Remove chicken from Dutch oven, and set on a cutting board to rest. Do not clean the pan or remove cooking juices.
Add the remaining 2 tablespoons olive oil, onions, and cook for about 5 to 7 minutes, or until onions have softened, stir intermittently.
Add the garlic and cook for about 1 minute, or until fragrant; stir nearly constantly.
Add the the kidney beans, black beans, corn, tomatoes, enchilada sauce, green chiles, water/broth, remaining 1 tablespoon cumin, chili powder, smoked paprika, optional salt (there’s already quite a bit of salt in the other canned goods and I didn’t add any additional salt), pepper, and stir to combine.
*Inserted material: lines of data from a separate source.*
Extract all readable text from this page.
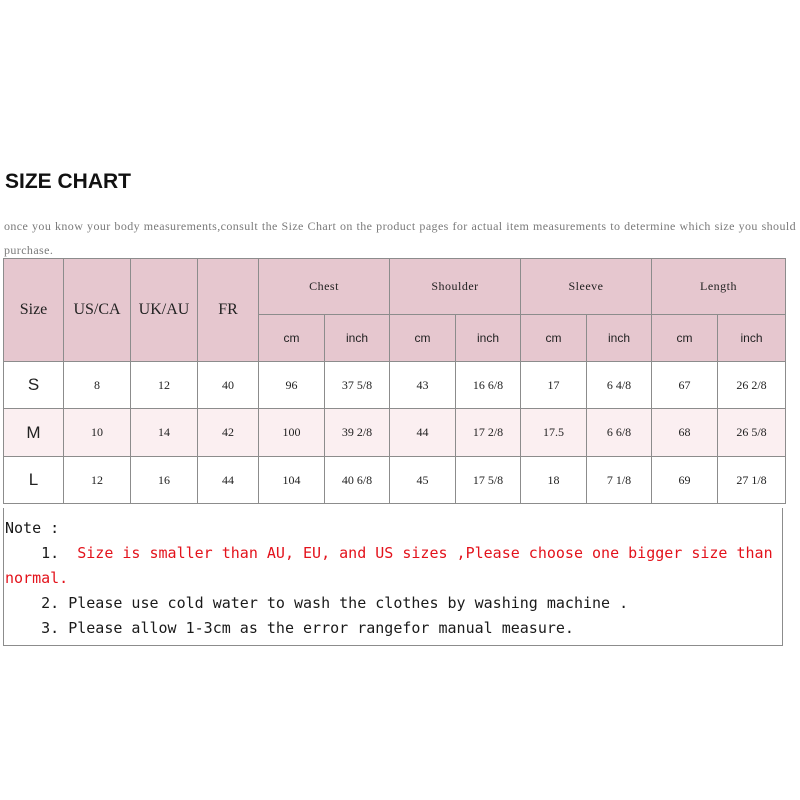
SIZE CHART
once you know your body measurements,consult the Size Chart on the product pages for actual item measurements to determine which size you should purchase.
Size	US/CA	UK/AU	FR	Chest		Shoulder		Sleeve		Length	
				cm	inch	cm	inch	cm	inch	cm	inch
S	8	12	40	96	37 5/8	43	16 6/8	17	6 4/8	67	26 2/8
M	10	14	42	100	39 2/8	44	17 2/8	17.5	6 6/8	68	26 5/8
L	12	16	44	104	40 6/8	45	17 5/8	18	7 1/8	69	27 1/8
Note :
1. Size is smaller than AU, EU, and US sizes ,Please choose one bigger size than normal.
2. Please use cold water to wash the clothes by washing machine .
3. Please allow 1-3cm as the error rangefor manual measure.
If you prefer thinner chili with more broth, you may wish to add an additional 1 to 2 cups water/broth.
Bring to boil and allow chili to gently boil for about 5 to 10 minutes or until chili has reduced and thickened some.
While chili is cooking, shred or cube the chicken into bite-sized pieces. Add chicken to chili and stir to combine.
Stir, taste, optionally add sugar to taste (I added 3 teaspoons because the sugar balances the acid from the tomatoes), optional lime juice (brightens up the flavor), and add salt, pepper, etc. if desired.
Ladle into bowls and optionally garnish with your favorites.